Friday, September 13, 2024

Glorious, Welcome Rain 🌧️

When I met Steve, I fell instantly in love with him. Or so I thought. Now, I don’t know what really was going on. But that was in Vancouver on hot and sunny Summer day at English Bay beach. For a year, we saw each other every weekend, mostly in Vancouver, often in Seattle.

During that year, I often wanted to talk with him, so I’d call, but he was never home. He was always out doing something. Every single night, and he is still living like that. I wondered why he was never ever home, because that meant he was almost never alone, and when he was alone, he was thinking about where he was about to go.

I lived almost my whole life alone. When I’m alone, I’m the person I like to be the most. I am content alone. A very big part of me doesn’t want to have anything to do with human beings. But I found love with friends who pull me out of solitude. 

I become a different person when I am with people. From before I was ten years old, to when I was sixty, when I’d lie down in my bed, I’d hate myself for something I did or said. There were times when I would come home, I’d lie down and would not move until I had to pee, and then I’d lie down again. I’d close my eyes and inside I was dying of shame or self-hated over something I’d done or said. It all made me not want to be with people.

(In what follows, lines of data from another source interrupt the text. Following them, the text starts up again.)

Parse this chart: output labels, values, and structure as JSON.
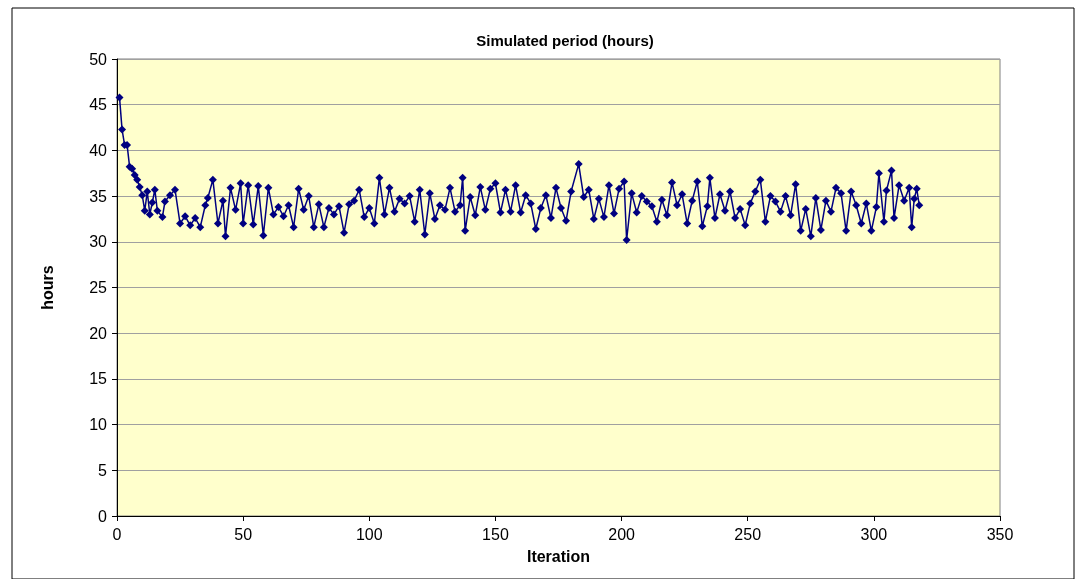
{
  "chart_data": {
    "type": "line",
    "title": "Simulated period (hours)",
    "xlabel": "Iteration",
    "ylabel": "hours",
    "xlim": [
      0,
      350
    ],
    "xticks": [
      0,
      50,
      100,
      150,
      200,
      250,
      300,
      350
    ],
    "ylim": [
      0,
      50
    ],
    "yticks": [
      0,
      5,
      10,
      15,
      20,
      25,
      30,
      35,
      40,
      45,
      50
    ],
    "grid": "y",
    "marker": "diamond",
    "line_style": "solid",
    "series": [
      {
        "color": "#000080",
        "x": [
          1,
          2,
          3,
          4,
          5,
          6,
          7,
          8,
          9,
          10,
          11,
          12,
          13,
          14,
          15,
          16,
          18,
          19,
          21,
          23,
          25,
          27,
          29,
          31,
          33,
          35,
          36,
          38,
          40,
          42,
          43,
          45,
          47,
          49,
          50,
          52,
          54,
          56,
          58,
          60,
          62,
          64,
          66,
          68,
          70,
          72,
          74,
          76,
          78,
          80,
          82,
          84,
          86,
          88,
          90,
          92,
          94,
          96,
          98,
          100,
          102,
          104,
          106,
          108,
          110,
          112,
          114,
          116,
          118,
          120,
          122,
          124,
          126,
          128,
          130,
          132,
          134,
          136,
          137,
          138,
          140,
          142,
          144,
          146,
          148,
          150,
          152,
          154,
          156,
          158,
          160,
          162,
          164,
          166,
          168,
          170,
          172,
          174,
          176,
          178,
          180,
          183,
          185,
          187,
          189,
          191,
          193,
          195,
          197,
          199,
          201,
          202,
          204,
          206,
          208,
          210,
          212,
          214,
          216,
          218,
          220,
          222,
          224,
          226,
          228,
          230,
          232,
          234,
          235,
          237,
          239,
          241,
          243,
          245,
          247,
          249,
          251,
          253,
          255,
          257,
          259,
          261,
          263,
          265,
          267,
          269,
          271,
          273,
          275,
          277,
          279,
          281,
          283,
          285,
          287,
          289,
          291,
          293,
          295,
          297,
          299,
          301,
          302,
          304,
          305,
          307,
          308,
          310,
          312,
          314,
          315,
          316,
          317,
          318
        ],
        "values": [
          45.8,
          42.3,
          40.6,
          40.6,
          38.2,
          38.0,
          37.3,
          36.8,
          36.0,
          35.1,
          33.4,
          35.5,
          33.0,
          34.3,
          35.7,
          33.4,
          32.7,
          34.4,
          35.1,
          35.7,
          32.0,
          32.8,
          31.8,
          32.6,
          31.6,
          34.0,
          34.8,
          36.8,
          32.0,
          34.5,
          30.6,
          35.9,
          33.5,
          36.4,
          32.0,
          36.2,
          31.9,
          36.1,
          30.7,
          35.9,
          33.0,
          33.8,
          32.8,
          34.0,
          31.6,
          35.8,
          33.5,
          35.0,
          31.6,
          34.1,
          31.6,
          33.7,
          33.0,
          33.9,
          31.0,
          34.1,
          34.5,
          35.7,
          32.7,
          33.7,
          32.0,
          37.0,
          33.0,
          35.9,
          33.3,
          34.7,
          34.2,
          35.0,
          32.2,
          35.7,
          30.8,
          35.3,
          32.5,
          34.0,
          33.5,
          35.9,
          33.3,
          34.0,
          37.0,
          31.2,
          34.9,
          32.9,
          36.0,
          33.5,
          35.8,
          36.4,
          33.2,
          35.7,
          33.3,
          36.2,
          33.2,
          35.1,
          34.2,
          31.4,
          33.7,
          35.1,
          32.6,
          35.9,
          33.7,
          32.3,
          35.5,
          38.5,
          34.9,
          35.7,
          32.5,
          34.7,
          32.7,
          36.2,
          33.1,
          35.8,
          36.6,
          30.2,
          35.3,
          33.2,
          35.0,
          34.4,
          33.9,
          32.2,
          34.6,
          32.9,
          36.5,
          34.0,
          35.2,
          32.0,
          34.5,
          36.6,
          31.7,
          33.9,
          37.0,
          32.6,
          35.2,
          33.4,
          35.5,
          32.6,
          33.6,
          31.8,
          34.2,
          35.5,
          36.8,
          32.2,
          35.0,
          34.4,
          33.3,
          35.0,
          32.9,
          36.3,
          31.2,
          33.6,
          30.6,
          34.8,
          31.3,
          34.5,
          33.3,
          35.9,
          35.3,
          31.2,
          35.5,
          34.0,
          32.0,
          34.2,
          31.2,
          33.8,
          37.5,
          32.2,
          35.6,
          37.8,
          32.6,
          36.2,
          34.5,
          35.9,
          31.6,
          34.7,
          35.8,
          34.0
        ]
      }
    ]
  }
}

But then, I realized something, the smaller the group of people I was with, the better I felt and performed. John was my first true adult friend. I was 22 years old, and in my first year of teaching. We’d been to the same high school together, where we were now teaching, but we’d never spoken together there. We’d get together almost every weekend, until John married. By then I’d discovered the comfort and security of a friendship, and I found many more. 

Now, much to my dismay, these people I love bring out all my symptoms, and sometimes it can be so fucking frustrating, and annoying. But no more. When I’m with strangers, I cannot talk to them; I communicate in writing instead. And that makes my speech, bad as it is, a blessing.

I have made a garden connection. It’s like a first date, arranging for him to come by. Henri is coming this afternoon at 4:00. I have a list of things I want done that I’ll share with him, and he can look around my yard at the gardens. We’ll be sussing each other out; I hope for the best.

Dianne and I made a plan yesterday for our Thanksgiving dinner together here, with Jane and Dana. Thanksgiving with Dianne has become a tradition, and I’m very thankful for this tradition. This will be the first year we share it with Jane and Dana, and I hope that they come every year from now on.

Rain, wonderful rain, is falling. I lit the fire and am reading recipe’s, hoping to find a plan for a meal for tomorrow night with Lydia and David.